Limitations of traditional metric tools are that it may take years for citations to appear. They also disregard new types of scholarly communication through blog posts, tweets, bookmarking and reference managers.

More on Journal Impact Factors

Search for Journal Impact Factors using Journal Citation Reports (Incites Platform) from Thomson Reuters (connected to Web of Science).

Search for an individual journal or select to see sets of journals by subject categories.
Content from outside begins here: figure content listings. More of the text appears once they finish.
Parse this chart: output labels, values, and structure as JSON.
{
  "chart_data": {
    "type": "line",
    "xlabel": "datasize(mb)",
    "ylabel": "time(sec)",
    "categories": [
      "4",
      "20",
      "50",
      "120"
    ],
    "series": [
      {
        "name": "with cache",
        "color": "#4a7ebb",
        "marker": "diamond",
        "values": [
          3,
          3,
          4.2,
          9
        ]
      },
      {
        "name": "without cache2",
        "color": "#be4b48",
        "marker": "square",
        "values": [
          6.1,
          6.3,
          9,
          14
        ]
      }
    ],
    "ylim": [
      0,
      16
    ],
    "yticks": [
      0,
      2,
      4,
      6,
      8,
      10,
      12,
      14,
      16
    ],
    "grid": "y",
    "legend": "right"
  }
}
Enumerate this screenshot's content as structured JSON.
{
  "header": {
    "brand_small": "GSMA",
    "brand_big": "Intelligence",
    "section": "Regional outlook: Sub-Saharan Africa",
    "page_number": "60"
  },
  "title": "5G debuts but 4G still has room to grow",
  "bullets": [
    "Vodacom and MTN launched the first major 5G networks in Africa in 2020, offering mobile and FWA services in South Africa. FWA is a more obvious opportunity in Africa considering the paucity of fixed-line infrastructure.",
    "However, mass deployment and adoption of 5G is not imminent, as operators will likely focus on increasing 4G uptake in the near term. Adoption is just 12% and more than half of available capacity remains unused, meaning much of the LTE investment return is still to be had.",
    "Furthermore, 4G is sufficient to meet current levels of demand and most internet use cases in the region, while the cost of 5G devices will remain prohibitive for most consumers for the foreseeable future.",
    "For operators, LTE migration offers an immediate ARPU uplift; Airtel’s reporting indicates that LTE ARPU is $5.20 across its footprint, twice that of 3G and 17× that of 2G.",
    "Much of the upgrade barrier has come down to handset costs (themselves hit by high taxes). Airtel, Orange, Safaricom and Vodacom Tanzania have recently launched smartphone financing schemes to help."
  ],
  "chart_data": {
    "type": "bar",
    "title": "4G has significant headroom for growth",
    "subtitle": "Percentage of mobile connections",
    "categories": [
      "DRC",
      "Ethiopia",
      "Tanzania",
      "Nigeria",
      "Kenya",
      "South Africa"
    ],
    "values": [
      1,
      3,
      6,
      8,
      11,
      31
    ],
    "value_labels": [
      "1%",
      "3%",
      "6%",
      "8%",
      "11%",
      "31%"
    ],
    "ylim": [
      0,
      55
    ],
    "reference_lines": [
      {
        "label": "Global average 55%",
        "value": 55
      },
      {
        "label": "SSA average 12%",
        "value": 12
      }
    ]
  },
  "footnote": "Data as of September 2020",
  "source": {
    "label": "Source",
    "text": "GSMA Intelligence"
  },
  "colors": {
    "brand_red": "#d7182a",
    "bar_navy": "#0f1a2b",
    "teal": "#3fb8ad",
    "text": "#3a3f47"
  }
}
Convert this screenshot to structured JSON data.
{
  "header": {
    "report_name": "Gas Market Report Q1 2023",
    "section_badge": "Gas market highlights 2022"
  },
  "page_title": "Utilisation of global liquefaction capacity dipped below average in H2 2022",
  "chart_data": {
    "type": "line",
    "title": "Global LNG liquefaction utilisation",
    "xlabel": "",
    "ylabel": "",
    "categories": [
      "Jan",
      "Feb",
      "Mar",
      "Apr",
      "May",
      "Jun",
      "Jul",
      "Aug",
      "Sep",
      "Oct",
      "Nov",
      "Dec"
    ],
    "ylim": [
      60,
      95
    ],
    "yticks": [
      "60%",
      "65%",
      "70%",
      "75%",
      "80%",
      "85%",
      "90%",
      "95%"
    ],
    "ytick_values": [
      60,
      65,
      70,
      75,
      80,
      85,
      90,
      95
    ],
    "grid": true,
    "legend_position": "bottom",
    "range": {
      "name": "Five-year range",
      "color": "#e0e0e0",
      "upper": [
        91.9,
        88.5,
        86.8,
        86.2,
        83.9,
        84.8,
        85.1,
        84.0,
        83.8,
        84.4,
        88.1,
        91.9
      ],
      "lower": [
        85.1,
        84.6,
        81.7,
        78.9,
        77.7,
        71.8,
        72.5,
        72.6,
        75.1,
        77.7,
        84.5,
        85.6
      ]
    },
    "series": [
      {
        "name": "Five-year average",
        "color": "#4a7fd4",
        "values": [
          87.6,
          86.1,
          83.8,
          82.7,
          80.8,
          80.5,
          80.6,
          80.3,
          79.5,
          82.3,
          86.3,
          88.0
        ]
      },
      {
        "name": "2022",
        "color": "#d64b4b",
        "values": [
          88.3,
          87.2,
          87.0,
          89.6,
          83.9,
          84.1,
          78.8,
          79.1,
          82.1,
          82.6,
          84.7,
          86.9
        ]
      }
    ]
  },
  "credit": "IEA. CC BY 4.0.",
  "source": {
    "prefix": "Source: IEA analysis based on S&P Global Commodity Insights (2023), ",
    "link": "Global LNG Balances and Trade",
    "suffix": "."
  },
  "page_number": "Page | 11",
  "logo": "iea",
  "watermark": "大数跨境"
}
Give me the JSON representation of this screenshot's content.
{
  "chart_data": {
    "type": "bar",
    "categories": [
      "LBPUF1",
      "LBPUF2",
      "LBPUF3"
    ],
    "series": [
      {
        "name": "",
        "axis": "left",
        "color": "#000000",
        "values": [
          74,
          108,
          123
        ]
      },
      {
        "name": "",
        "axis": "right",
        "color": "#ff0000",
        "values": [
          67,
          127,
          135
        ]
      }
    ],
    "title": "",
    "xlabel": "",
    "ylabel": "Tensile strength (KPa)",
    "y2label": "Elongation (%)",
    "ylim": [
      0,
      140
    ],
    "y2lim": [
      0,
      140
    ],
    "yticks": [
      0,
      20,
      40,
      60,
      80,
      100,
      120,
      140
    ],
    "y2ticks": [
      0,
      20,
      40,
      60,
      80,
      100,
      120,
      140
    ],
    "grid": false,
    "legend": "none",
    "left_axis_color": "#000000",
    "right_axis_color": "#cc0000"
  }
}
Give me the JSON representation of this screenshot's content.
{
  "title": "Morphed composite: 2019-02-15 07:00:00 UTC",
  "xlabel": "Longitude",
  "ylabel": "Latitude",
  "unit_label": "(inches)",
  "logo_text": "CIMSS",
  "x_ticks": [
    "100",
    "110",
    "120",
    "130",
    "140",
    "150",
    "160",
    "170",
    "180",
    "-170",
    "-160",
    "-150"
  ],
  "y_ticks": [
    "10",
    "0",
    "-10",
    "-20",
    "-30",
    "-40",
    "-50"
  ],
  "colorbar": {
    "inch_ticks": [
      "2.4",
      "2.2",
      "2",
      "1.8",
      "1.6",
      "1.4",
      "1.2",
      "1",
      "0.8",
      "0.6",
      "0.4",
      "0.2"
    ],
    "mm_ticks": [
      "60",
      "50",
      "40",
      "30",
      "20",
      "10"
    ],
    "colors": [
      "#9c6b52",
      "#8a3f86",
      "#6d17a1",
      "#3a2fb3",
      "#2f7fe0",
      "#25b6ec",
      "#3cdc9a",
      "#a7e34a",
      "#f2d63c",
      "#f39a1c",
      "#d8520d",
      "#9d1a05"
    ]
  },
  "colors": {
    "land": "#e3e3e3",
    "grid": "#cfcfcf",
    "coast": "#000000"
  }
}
Compare an individual journal impact factor with the Median Impact Factor for the associated subject.

Facts about Impact Factors

  • Impact Factors are only calculated for journals (not articles or researchers).
  • Impact Factors are calculated by:   
    • selecting a JCR year
    • adding the total # of citations to all items published in the two previous years that were cited in the JCR year
    • divided by the total # of citable items (articles, reviews, and proceedings) published in that two previous years 
  • Impact factors are only available from Journal Citation Reports (JCR).
  • Not every journal has an impact factor.
    • Only journals indexed ISI Citation Indexes.
  • Many subject areas in science and social science are covered in JCR.

More on the H-Index

The h-index was developed by J.E. Hirsch and published in "An index to quantify an individual’s scientific research output" PNAS 102 (46): 16569-16572 November 15 2005. The paper asks, "How does one quantify the cumulative impact and relevance of an individual’s scientific research output?"

An h-index measures the broad impact of an individual’s work, and is a method to compare authors within a discipline, especially in the sciences.  A scientist has index h if h of his or her Np papers have at least h citations each and the other (Np  h) papers have h citations each.

This metric is useful because it discounts the disproportionate weight of highly cited papers or papers that have not yet been cited.